Une partie de cela signifie simplement reconnaître que la catastrophe se produit en fait depuis le début. Comme indiqué ci-dessus, les habitants de Flint qui n’ont pas fait confiance aux responsables gouvernementaux pendant la crise de l’eau ont subi des conséquences sur la santé mentale pires que ceux qui l’ont fait, et une grande partie de cette méfiance découlait de la réponse initiale de ces responsables à nier, nier, nier. Au lieu de cela, les autorités confrontées à un problème environnemental similaire « devraient se dire : ‘Et si c’était vraiment une vraie crise ?’ Et ils devraient éviter de dire allègrement aux gens : « Pas de problème ici, rien à voir ici », explique le Dr Kilpatrick, « ​​parce que si vous ruinez votre crédibilité dès le début, vous créerez des problèmes beaucoup plus graves plus tard. ”

Dans le même temps, il est essentiel que les communautés élargissent l’accès aux ressources en santé mentale à la suite d’une crise comme celle de Flint. Bien que les responsables de la ville de Flint aient lancé de nouveaux services de soutien en santé mentale en 2016, avec l’aide d’un financement fédéral, ces initiatives étaient probablement trop peu nombreuses, trop tardives. Seulement environ 34% des personnes interrogées dans l’étude précédente ont déclaré qu’on leur avait proposé des services de santé mentale pour aider à résoudre les problèmes liés à la crise, malgré des preuves d’enquête claires à l’époque montrant un besoin important.

Des résidents de Flint qui étaient offert un soutien en santé mentale, près de 80 % l’ont utilisé (et ceux qui l’ont fait étaient beaucoup moins susceptibles de répondre aux critères de dépression au moment de l’étude).

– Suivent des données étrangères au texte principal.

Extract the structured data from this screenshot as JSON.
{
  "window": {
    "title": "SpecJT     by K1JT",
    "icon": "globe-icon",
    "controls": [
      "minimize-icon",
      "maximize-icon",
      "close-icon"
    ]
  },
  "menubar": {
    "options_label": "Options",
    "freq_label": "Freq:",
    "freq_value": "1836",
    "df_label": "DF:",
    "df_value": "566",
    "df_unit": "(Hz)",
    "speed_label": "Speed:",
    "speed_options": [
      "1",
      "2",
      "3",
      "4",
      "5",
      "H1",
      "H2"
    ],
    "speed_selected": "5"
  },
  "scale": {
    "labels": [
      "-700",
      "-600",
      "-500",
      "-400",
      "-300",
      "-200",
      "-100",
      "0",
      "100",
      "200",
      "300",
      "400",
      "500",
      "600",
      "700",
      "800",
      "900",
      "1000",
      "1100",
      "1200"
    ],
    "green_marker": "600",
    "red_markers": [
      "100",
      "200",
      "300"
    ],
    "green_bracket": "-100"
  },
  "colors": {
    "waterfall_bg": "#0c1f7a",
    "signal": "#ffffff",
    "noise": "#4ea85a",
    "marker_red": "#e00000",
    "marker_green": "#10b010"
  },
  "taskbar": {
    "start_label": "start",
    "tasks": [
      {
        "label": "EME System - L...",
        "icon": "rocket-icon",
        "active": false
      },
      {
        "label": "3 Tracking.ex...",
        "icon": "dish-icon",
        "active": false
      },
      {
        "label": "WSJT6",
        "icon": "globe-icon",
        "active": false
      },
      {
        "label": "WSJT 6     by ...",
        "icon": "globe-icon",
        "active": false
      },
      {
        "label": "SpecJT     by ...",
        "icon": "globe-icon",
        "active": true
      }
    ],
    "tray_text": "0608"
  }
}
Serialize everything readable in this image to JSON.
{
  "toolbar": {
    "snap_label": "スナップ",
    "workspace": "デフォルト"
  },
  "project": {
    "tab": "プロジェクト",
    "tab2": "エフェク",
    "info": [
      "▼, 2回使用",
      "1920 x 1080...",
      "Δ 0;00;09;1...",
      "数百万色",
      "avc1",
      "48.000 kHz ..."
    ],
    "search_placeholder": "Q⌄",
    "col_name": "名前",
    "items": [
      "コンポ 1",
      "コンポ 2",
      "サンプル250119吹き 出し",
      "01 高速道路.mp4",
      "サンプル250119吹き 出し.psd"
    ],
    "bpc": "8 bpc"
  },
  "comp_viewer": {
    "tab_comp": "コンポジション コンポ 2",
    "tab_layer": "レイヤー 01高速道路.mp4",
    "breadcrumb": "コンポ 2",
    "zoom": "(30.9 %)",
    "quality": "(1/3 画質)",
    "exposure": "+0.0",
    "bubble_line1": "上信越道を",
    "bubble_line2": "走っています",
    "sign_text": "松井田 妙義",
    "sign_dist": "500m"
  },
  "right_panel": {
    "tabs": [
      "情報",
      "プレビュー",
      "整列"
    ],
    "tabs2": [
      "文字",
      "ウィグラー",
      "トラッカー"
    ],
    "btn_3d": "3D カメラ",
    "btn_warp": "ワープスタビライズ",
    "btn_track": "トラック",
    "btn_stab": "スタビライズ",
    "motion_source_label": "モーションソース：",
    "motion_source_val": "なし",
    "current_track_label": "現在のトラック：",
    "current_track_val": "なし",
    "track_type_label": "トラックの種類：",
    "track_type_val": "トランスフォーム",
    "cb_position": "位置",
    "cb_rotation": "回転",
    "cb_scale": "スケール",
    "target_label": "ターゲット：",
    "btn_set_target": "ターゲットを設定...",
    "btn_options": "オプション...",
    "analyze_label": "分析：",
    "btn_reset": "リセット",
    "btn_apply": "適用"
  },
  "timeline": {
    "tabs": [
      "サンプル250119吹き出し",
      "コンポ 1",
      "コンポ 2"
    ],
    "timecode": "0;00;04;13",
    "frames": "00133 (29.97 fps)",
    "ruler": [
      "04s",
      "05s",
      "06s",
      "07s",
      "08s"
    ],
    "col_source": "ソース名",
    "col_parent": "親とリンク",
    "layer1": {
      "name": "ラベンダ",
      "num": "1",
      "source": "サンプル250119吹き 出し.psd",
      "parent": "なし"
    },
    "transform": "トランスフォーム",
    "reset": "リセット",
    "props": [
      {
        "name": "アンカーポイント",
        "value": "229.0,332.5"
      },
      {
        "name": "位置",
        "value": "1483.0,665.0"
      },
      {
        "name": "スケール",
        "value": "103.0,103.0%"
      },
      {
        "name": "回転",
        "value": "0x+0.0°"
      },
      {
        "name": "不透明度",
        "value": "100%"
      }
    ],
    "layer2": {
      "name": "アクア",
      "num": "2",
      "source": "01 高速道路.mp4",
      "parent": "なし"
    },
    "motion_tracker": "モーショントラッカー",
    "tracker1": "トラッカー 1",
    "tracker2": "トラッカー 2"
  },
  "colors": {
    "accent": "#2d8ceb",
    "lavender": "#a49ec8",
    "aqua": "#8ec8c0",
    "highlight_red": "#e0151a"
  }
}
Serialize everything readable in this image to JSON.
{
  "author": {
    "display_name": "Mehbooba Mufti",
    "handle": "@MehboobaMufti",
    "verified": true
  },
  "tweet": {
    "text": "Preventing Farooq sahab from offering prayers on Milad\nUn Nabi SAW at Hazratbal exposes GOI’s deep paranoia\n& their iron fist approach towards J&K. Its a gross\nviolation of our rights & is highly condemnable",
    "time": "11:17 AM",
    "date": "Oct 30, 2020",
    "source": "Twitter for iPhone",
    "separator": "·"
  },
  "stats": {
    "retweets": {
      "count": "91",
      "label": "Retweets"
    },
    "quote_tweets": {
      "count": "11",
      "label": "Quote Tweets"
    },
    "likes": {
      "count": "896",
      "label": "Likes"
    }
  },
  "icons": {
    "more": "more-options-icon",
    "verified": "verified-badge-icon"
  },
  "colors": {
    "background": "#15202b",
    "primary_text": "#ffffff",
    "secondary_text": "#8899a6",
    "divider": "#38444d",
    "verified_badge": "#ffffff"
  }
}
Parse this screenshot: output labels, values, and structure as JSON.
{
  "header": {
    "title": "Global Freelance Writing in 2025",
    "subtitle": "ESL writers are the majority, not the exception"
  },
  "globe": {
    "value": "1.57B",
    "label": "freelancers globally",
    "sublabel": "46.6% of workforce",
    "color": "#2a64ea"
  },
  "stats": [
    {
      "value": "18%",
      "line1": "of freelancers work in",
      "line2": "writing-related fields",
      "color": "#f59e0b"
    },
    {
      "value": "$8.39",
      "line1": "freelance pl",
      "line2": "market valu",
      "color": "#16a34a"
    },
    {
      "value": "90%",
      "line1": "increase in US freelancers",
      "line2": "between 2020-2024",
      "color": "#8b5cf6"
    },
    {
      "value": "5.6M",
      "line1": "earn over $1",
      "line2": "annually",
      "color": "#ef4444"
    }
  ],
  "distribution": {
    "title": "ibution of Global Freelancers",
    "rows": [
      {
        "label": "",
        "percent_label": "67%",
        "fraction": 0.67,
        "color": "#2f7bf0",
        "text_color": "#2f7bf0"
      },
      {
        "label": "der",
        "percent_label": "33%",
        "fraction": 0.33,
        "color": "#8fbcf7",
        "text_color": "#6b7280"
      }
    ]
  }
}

Pourtant, ce nombre n’est pas de 100 %, ce qui reflète le besoin supplémentaire de réduire la stigmatisation liée à l’accès aux soins de santé mentale lorsqu’ils sont disponibles, explique le Dr Kilpatrick.

Les autorités municipales peuvent aider en normalisant le fait que les conséquences psychologiques peuvent se produire et se produisent en réponse aux catastrophes écologiques (de la même manière que les catastrophes physiques) et en promouvant les soins psychologiques dès le début. Cela sera particulièrement important pour les personnes présentant des facteurs de risque préexistants, comme celles qui ont vécu des événements traumatisants dans le passé, ajoute le Dr Kilpatrick : « Il est essentiel de comprendre que ces choses ont un effet cumulatif sur la probabilité que le SSPT se développe. » exister et perdurer.